Wild Faith, like a lot of works, is a project that makes the critical error of trying to approach a book like a piece of journalism.
There is a great book — or at least a great piece of journalism — buried in these pages, for which author Talia Levin interviewed hundreds of people about their experience growing up in Christian nationalism.
The issue, however, is that journalism is a medium of qualitative data, for the most part. As one professor told my class in graduate school, in qualitative data extrapolating anything may not be the point. Documenting what one community or group experiences is valuable in its own right.
If there is one case of abuse in one town and a reporter finds it, it is useful in and of itself as a report on abuse. A pattern of abuse might be extrapolated, but journalism tends to concern itself with the specifics of one case, one incident, one miscarriage of justice.
Journalism can in fact cause problems when it throws up so many data points that people start drawing extrapolations.
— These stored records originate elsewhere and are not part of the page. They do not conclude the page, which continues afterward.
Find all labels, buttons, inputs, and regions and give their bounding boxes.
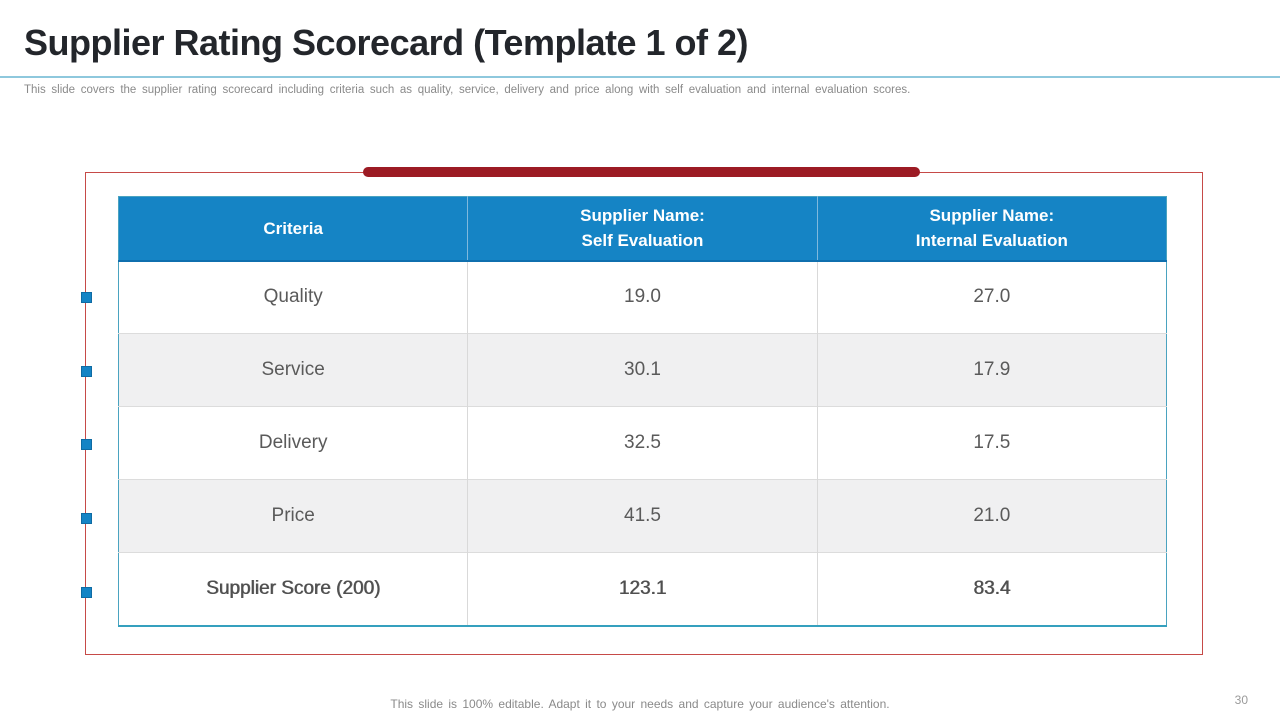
self-evaluation-cell: 123.1: [467, 552, 818, 627]
internal-evaluation-cell: 17.5: [816, 406, 1167, 480]
column-header-criteria: Criteria: [118, 196, 468, 262]
bullet-marker: [81, 366, 92, 377]
criteria-cell: Service: [118, 333, 468, 407]
column-header-self-evaluation: Supplier Name: Self Evaluation: [467, 196, 818, 262]
criteria-cell: Supplier Score (200): [118, 552, 468, 627]
table-header-row: Criteria Supplier Name: Self Evaluation …: [118, 196, 1167, 262]
internal-evaluation-cell: 17.9: [816, 333, 1167, 407]
page-title: Supplier Rating Scorecard (Template 1 of…: [24, 22, 749, 63]
header-label: Self Evaluation: [581, 231, 704, 251]
table-row: Price 41.5 21.0: [118, 479, 1167, 553]
self-evaluation-cell: 30.1: [467, 333, 818, 407]
header-label: Internal Evaluation: [915, 231, 1068, 251]
internal-evaluation-cell: 83.4: [816, 552, 1167, 627]
table-row-total: Supplier Score (200) 123.1 83.4: [118, 552, 1167, 627]
header-label: Criteria: [263, 218, 323, 238]
table-row: Delivery 32.5 17.5: [118, 406, 1167, 480]
header-label: Supplier Name:: [580, 205, 705, 225]
column-header-internal-evaluation: Supplier Name: Internal Evaluation: [816, 196, 1167, 262]
criteria-cell: Quality: [118, 260, 468, 334]
header-label: Supplier Name:: [929, 205, 1055, 225]
criteria-cell: Price: [118, 479, 468, 553]
accent-bar: [363, 167, 920, 177]
self-evaluation-cell: 19.0: [467, 260, 818, 334]
page-number: 30: [1234, 693, 1248, 707]
footer-note: This slide is 100% editable. Adapt it to…: [390, 697, 890, 711]
bullet-marker: [81, 513, 92, 524]
title-divider: [0, 76, 1280, 78]
bullet-marker: [81, 292, 92, 303]
self-evaluation-cell: 32.5: [467, 406, 818, 480]
bullet-marker: [81, 439, 92, 450]
slide-description: This slide covers the supplier rating sc…: [24, 84, 911, 96]
table-row: Quality 19.0 27.0: [118, 260, 1167, 334]
self-evaluation-cell: 41.5: [467, 479, 818, 553]
table-row: Service 30.1 17.9: [118, 333, 1167, 407]
internal-evaluation-cell: 27.0: [816, 260, 1167, 334]
internal-evaluation-cell: 21.0: [816, 479, 1167, 553]
scorecard-table: Criteria Supplier Name: Self Evaluation …: [118, 196, 1167, 627]
bullet-marker: [81, 587, 92, 598]
criteria-cell: Delivery: [118, 406, 468, 480]
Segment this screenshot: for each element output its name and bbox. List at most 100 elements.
A newspaper is likely to report on every single murder in a city; but the fact there is a murder on the front page of the paper every week does not mean the city has a high murder rate necessarily, it means that murder is such an extraordinary and horrific event that it is important to document it regardless of how common or uncommon it is. “If it bleeds it leads” journalism, however, feeds directly into people’s perception that murder and crime is far more common than it actually is.
Levin’s book is a “if it bleeds it leads” approach to the issue of the religious right. The number of evangelicals in the entire country is brought up for the first time in the book 67% of the way through. Most of the contents prior to that are interviews with professors or experts (not, tellingly, citations to their scholarly works — an extremely journalistic approach that works on short deadlines but feels slapdash in a book) and a medley of horrific incidents of abuse or overreach by evangelical officials.
Are these issues worth noting and raising up? Absolutely. Are the voice of abuse victims Levin brings in to the book worthwhile even if those voices were the sole examples of abuse among the Christian right? Clearly.
But the book is not framed around the interviews, which would be a good and valuable book to have written. It’s not framed around statistical analysis of disproportionate political power by evangelical lawmakers, which would also be an intriguing read. It’s framed as a scrapbook of incidents, with much attention devoted to finding clever ad-hominin epithets for various political figures and not much to doing what the book claims to be doing: explaining their power.
The number of evangelicals, by the way, is 14% — not exactly an overwhelming majority. There could be interesting arguments about how this 14% has grown to have significant power over right-wing politics, more so than, say, libertarians. But instead the author parades a set of context-less images saying to the reader again and again, isn’t it awful? Isn’t it just terrible?
I wanted to like this book, not least because I did enjoy Levin’s first work (although in retrospect I do think it suffered some of the same issues). Even this book could have been a really excellent work of journalism if the author stuck to centering personal experience. But instead it is a book that largely tries to extrapolate trends from qualitative data that cannot support the assertions; a crime-beat explanation of a movement in American politics that deserves better analysis.